The junior mascot was Chimp Daddy and some of the students made a prototype by taking a giant doll and dressing it up in a fur coat and pink hat. After the pimp doll was carted off, everyone pretty much forgot about it because hey, funnel cake.
Despite my lack of desserts, I sat on the school steps in a pretty good mood. All that changed when Ozzie gave me the “good” news.
“You know,” Ozzie said, “Alexa Howard doesn’t hate you.”
“Well then she’s a fantastic actress,” I replied, laughing.
“She is,” Ozzie said. “She told me.”
I stopped laughing. I was more confused than anything. I demanded Ozzie explain what he meant, since I knew Alexa had been unsuccessfully hitting on him for the last few months and he was privy to information. Ozzie had no interest in Alexa—he knew just how terrible she had been to me. But Ozzie rejecting her advances hadn’t stopped Alexa from trying. And the most recent time she tried to pique his interest was that morning at Carnival, where she confessed to him that she actually had no problem with me.
“Steve’s a pretty good guy,” Alexa told Ozzie. “I see how he is with the team. He works hard, and he cares about us. But I couldn’t start being nice to him. What would people think? I have to keep up appearances.”
What would people think? That she’d matured like the rest of us had? That she wasn’t pure evil
? That sometimes humans can change their minds about one another?
Normally, I’d be happy to learn that someone who’d disliked me for years had changed her mind. But I couldn’t get past why she had treated me so poorly, for years, in the first place.
She had been putting me through garbage because she thought it made her look better. I don’t know why she thought that—perhaps because being kind to me would have made her look soft. It didn’t make sense to me, but this was much worse than her just being mean to me because she hated me. The remarks she had for me, the names she called me, the academic sabotage—she put me through all that just because she wanted to look cool. Ozzie was wrong about this being good news. This was very, very angry news.
As I stewed in my anger and wished I could silence it with funnel cake, I was given an opportunity.
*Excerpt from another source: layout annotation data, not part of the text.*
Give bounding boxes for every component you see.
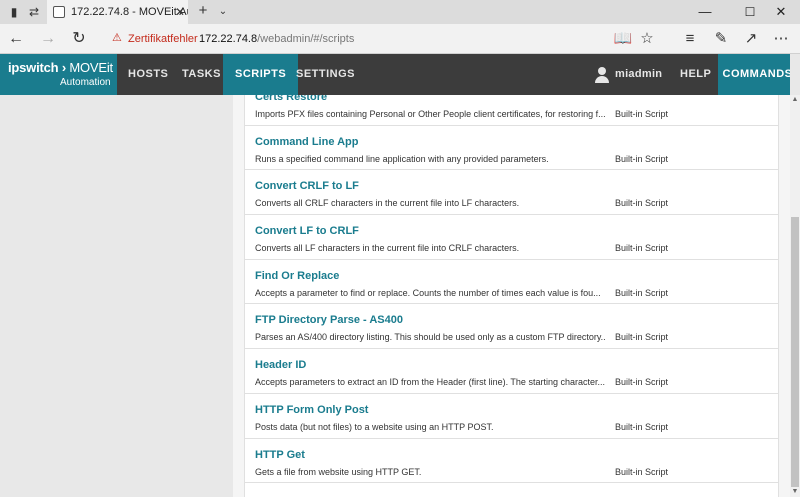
- web-note-icon[interactable]: ✎: [711, 30, 731, 48]
- script-description: Converts all CRLF characters in the curr…: [255, 198, 520, 209]
- script-row[interactable]: Convert LF to CRLF Converts all LF charac…: [245, 215, 778, 260]
- reading-view-icon[interactable]: 📖: [613, 30, 633, 48]
- browser-tab-bar: ▮ ⇄ 172.22.74.8 - MOVEit Au ✕ + ⌄ — ☐ ✕: [0, 0, 800, 24]
- user-name[interactable]: miadmin: [615, 54, 662, 95]
- scroll-thumb[interactable]: [791, 217, 799, 487]
- tab-preview-icon[interactable]: ▮: [6, 4, 22, 20]
- script-description: Accepts parameters to extract an ID from…: [255, 377, 605, 388]
- tab-list-chevron-icon[interactable]: ⌄: [215, 4, 231, 20]
- refresh-icon[interactable]: ↻: [69, 30, 89, 48]
- nav-settings[interactable]: SETTINGS: [296, 54, 355, 95]
- script-name-link[interactable]: Certs Restore: [255, 95, 327, 103]
- script-name-link[interactable]: Convert LF to CRLF: [255, 225, 359, 237]
- script-type: Built-in Script: [615, 109, 669, 119]
- script-row[interactable]: HTTP Form Only Post Posts data (but not f…: [245, 394, 778, 439]
- script-type: Built-in Script: [615, 153, 669, 164]
- hub-icon[interactable]: ≡: [680, 30, 700, 48]
- tab-title: 172.22.74.8 - MOVEit Au: [71, 6, 188, 18]
- script-name-link[interactable]: Convert CRLF to LF: [255, 180, 359, 192]
- nav-help[interactable]: HELP: [680, 54, 711, 95]
- url-host: 172.22.74.8: [199, 33, 258, 45]
- script-type: Built-in Script: [615, 377, 669, 388]
- certificate-warning-icon[interactable]: ⚠: [112, 32, 124, 45]
- script-name-link[interactable]: HTTP Form Only Post: [255, 404, 368, 416]
- main-content: Certs Restore Imports PFX files containin…: [233, 95, 790, 497]
- script-description: Parses an AS/400 directory listing. This…: [255, 332, 605, 343]
- new-tab-icon[interactable]: +: [195, 3, 211, 19]
- script-description: Posts data (but not files) to a website …: [255, 421, 494, 432]
- script-row[interactable]: HTTP Get Gets a file from website using H…: [245, 439, 778, 484]
- script-row[interactable]: Command Line App Runs a specified command…: [245, 126, 778, 171]
- logo-main: ipswitch › MOVEit: [8, 60, 113, 75]
- scroll-down-icon[interactable]: ▼: [790, 487, 800, 497]
- certificate-error-label[interactable]: Zertifikatfehler: [128, 32, 198, 46]
- favorite-star-icon[interactable]: ☆: [637, 30, 657, 48]
- address-bar-row: ← → ↻ ⚠ Zertifikatfehler 172.22.74.8/web…: [0, 24, 800, 54]
- sidebar: [0, 95, 233, 497]
- page-favicon-icon: [53, 6, 65, 18]
- script-type: Built-in Script: [615, 421, 669, 432]
- nav-scripts[interactable]: SCRIPTS: [223, 54, 299, 95]
- script-list: Certs Restore Imports PFX files containin…: [245, 95, 778, 484]
- script-row[interactable]: Find Or Replace Accepts a parameter to fi…: [245, 260, 778, 305]
- app-header: ipswitch › MOVEit Automation HOSTS TASKS…: [0, 54, 800, 95]
- page-scrollbar[interactable]: ▲ ▼: [790, 95, 800, 497]
- script-description: Imports PFX files containing Personal or…: [255, 109, 605, 119]
- script-type: Built-in Script: [615, 466, 669, 477]
- script-name-link[interactable]: HTTP Get: [255, 449, 305, 461]
- commands-button[interactable]: COMMANDS: [718, 54, 797, 95]
- script-row[interactable]: FTP Directory Parse - AS400 Parses an AS/…: [245, 304, 778, 350]
- forward-icon[interactable]: →: [38, 30, 58, 48]
- url-field[interactable]: 172.22.74.8/webadmin/#/scripts: [199, 32, 354, 46]
- script-type: Built-in Script: [615, 287, 669, 298]
- maximize-icon[interactable]: ☐: [740, 2, 760, 22]
- nav-tasks[interactable]: TASKS: [182, 54, 221, 95]
- script-row[interactable]: Certs Restore Imports PFX files containin…: [245, 95, 778, 126]
- script-type: Built-in Script: [615, 332, 669, 343]
- back-icon[interactable]: ←: [6, 30, 26, 48]
- nav-hosts[interactable]: HOSTS: [128, 54, 168, 95]
- browser-tab[interactable]: 172.22.74.8 - MOVEit Au: [47, 0, 188, 24]
- close-window-icon[interactable]: ✕: [771, 2, 791, 22]
- tab-close-icon[interactable]: ✕: [175, 4, 185, 20]
- more-icon[interactable]: ⋯: [771, 30, 791, 48]
- script-description: Accepts a parameter to find or replace. …: [255, 287, 601, 298]
- script-row[interactable]: Convert CRLF to LF Converts all CRLF char…: [245, 170, 778, 216]
- logo-product: MOVEit: [69, 60, 113, 75]
- script-description: Gets a file from website using HTTP GET.: [255, 466, 422, 477]
- share-icon[interactable]: ↗: [741, 30, 761, 48]
- user-icon[interactable]: [595, 67, 609, 83]
- header-scroll-gap: [790, 54, 800, 95]
- minimize-icon[interactable]: —: [695, 2, 715, 22]
- moveit-logo[interactable]: ipswitch › MOVEit Automation: [0, 54, 117, 95]
- script-row[interactable]: Header ID Accepts parameters to extract a…: [245, 349, 778, 394]
- logo-subtitle: Automation: [60, 77, 111, 88]
- scroll-up-icon[interactable]: ▲: [790, 95, 800, 105]
- url-path: /webadmin/#/scripts: [257, 33, 355, 45]
- logo-brand: ipswitch: [8, 60, 59, 75]
- script-type: Built-in Script: [615, 198, 669, 209]
- script-description: Converts all LF characters in the curren…: [255, 243, 520, 254]
- script-name-link[interactable]: Find Or Replace: [255, 270, 339, 282]
- set-tabs-aside-icon[interactable]: ⇄: [26, 4, 42, 20]
- scripts-panel: Certs Restore Imports PFX files containin…: [244, 95, 779, 497]
- script-type: Built-in Script: [615, 243, 669, 254]
- script-description: Runs a specified command line applicatio…: [255, 153, 549, 164]
- script-name-link[interactable]: Header ID: [255, 359, 306, 371]
- script-name-link[interactable]: FTP Directory Parse - AS400: [255, 314, 403, 326]
- script-name-link[interactable]: Command Line App: [255, 136, 358, 148]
One of the Dans came over to tell us that the juniors had officially been given control of the senior class president’s office, and that was where they were keeping the pimp doll. Dan then asked if anyone would come with him to try to break in.
Normally, I wouldn’t have said yes to breaking in to anything. It’s infantile and risky and doesn’t have much upside. But I was angry and hungry, and I wanted a victory.
“I’m in,” I told Dan, knowing full well it was idiotic.
I had a theory—we had keys to the newspaper office, which shared a wall with the senior class president’s office. And in that part of the school, the walls didn’t go all the way up to the ceiling. More importantly, the ceiling tiles were removable. When you spend years hiding in the nurse’s office staring at the ceiling, you learn a few things.